Paroles de Jazz #7

Moments Lumineux, vivaces visions. A l’époque où les vinyles psychédéliques tournaient sur les platines, où la Grande Parade du jazz débutait son histoire aux arènes de Cimiez, j’étais à l’âge où l’on tape plutôt dans un ballon, davantage tourné vers le rock que le jazz. Charles Mingus qui se produisit à Nice dans ces année-là m’entraina rapidement vers d’autres couleurs musicales, m’offrant une porte d’entrée dérobée au monde du jazz.

Dès lors, il n’y avait plus qu’à cheminer. Douglas, un musicien californien, son piano et son Revox, me firent alors découvrir Stevie Wonder et son LP Innervisions de 1973, un sommet dans la carrière du chanteur.

Puis ce fut une seconde révélation : Rahsaan Roland Kirk via la reprise de son « Serenade to a cuckoo » par le groupe Jethro Tull. Curieuse rencontre en définitive, entre l’errant que j’étais et ces deux derniers géants aveugles qui allaient tant influer sur mon futur. Au-delà de leur cécité, tous deux étaient en recherche de patronymes, tous deux à l’avant-garde, tous deux en première ligne de la lutte pour la cause des noirs, tous deux multi-instrumentistes, tous deux passionnés par la radio, tous deux…

Si pour Kirk « la musique c’est le rêve », et que Stevie Wonder a toujours déclaré que « Songs in the key of life » lui était venu durant un rêve, concrètement, comment réaliser le mien et sortir enfin du flou où je me trouvais ? Je n’allais donc pas échapper à cette longue série de « petites galères » : trouver un instrument d’occase, travailler, répéter dans les caves et garages, travailler encore, jouer dans des bals de quartier, travailler toujours, m’épuiser dans des orchestres de variétés, et travailler, travailler pour enfin approcher le jazz de plus près et notamment les styles de Kirk et Wonder, leur puissance, leur sensibilité.

Sur proposition d’un organisateur éclairé, je constituais Bright moments (Moments lumineux, un thème de Kirk). Ce groupe est un hommage à Rahsaan Roland Kirk, ce génial multi-saxophoniste- instrumentiste, flûtiste, et compositeur, génie déjanté peu connu du grand public, difficilement étiquetable qui, de ce fait, échappa aux grands médias et n’a pas bénéficié d’une reconnaissance méritée. « Des moments lumineux, c’est comme voir quelque chose que vous n’avez jamais vu de votre vie, et vous n’avez même pas besoin de le voir, car vous savez exactement à quoi ça ressemble » (Kirk).

Et Stevie, oublié ? Que nenni.

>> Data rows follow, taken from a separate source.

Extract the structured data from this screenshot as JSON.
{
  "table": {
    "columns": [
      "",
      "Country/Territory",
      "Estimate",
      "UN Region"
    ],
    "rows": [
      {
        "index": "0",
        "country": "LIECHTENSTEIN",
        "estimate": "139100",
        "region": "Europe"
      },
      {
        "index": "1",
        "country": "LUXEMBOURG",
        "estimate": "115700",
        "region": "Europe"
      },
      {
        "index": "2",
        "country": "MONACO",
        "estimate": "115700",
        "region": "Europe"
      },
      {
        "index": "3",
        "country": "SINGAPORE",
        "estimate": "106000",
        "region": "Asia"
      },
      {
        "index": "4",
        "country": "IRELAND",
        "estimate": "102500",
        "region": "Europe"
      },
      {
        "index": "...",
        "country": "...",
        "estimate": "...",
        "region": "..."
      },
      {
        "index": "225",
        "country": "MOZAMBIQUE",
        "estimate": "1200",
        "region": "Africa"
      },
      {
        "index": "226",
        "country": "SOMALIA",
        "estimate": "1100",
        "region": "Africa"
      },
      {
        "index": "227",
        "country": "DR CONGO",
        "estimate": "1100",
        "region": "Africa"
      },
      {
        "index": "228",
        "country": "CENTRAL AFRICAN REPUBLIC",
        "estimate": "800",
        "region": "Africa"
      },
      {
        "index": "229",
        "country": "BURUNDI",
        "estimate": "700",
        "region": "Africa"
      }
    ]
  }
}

Je regroupais donc un autre band pour les chansons soul / funk de cet autre monstre. Ce sera Stevieland, dans le style quartet « ‘60 » avec orgue Hammond, guitare, drums, sax ténor / flûte, et une façon de revisiter les chansons à la manière de thèmes jazzy. Stevie – comme Kirk d’ailleurs – est quelqu’un d’engagé, et ça me plait. En 80, militant dans la lignée du combat pour les droits civiques, il écrit son fameux Happy birthday pour l’instauration d’un jour officiellement férié aux États-Unis en l’honneur de Martin Luther King, journée effectivement décrétée deux ans plus tard (et réellement commémorée six années après).

Auparavant, au cœur des sixties, Kirk déclarait : « il devrait y avoir une femme noire présidente, vraiment, et si ça n’est pas possible, une femme blanche, et si ça n’est toujours pas possible, pas de président du tout ». Moments lumineux…

Mais alors, avoir monté deux groupes, le premier interprétant les titres d’un chanteur mondialement connu et reconnu et le second faisant revivre l’esprit novateur et dérangeant d’un génie musical beaucoup moins médiatique, ne serait-ce pas un tantinet schizophrénique ?

Allez savoir et quelle importance ? Quoi qu’il en soit dans ces deux expériences distinctes et proches à la fois, j’ai le plaisir de travailler,et de m’amuser surtout, avec une coterie de compagnons de route qui comprend quelques-unes des plus fines gâchettes du quartier : Fred D’Oelsnitz, Bela LorantOlivier Giraudo, Michel Romero, Laurent Sarrien, les deux Jo (Kaiat et Gritella,) et last but not least le légendaire Jean Luc Danna. Donc « open your eyes and ears » et à bientôt sur scène avec Bright Moments et Stevieland.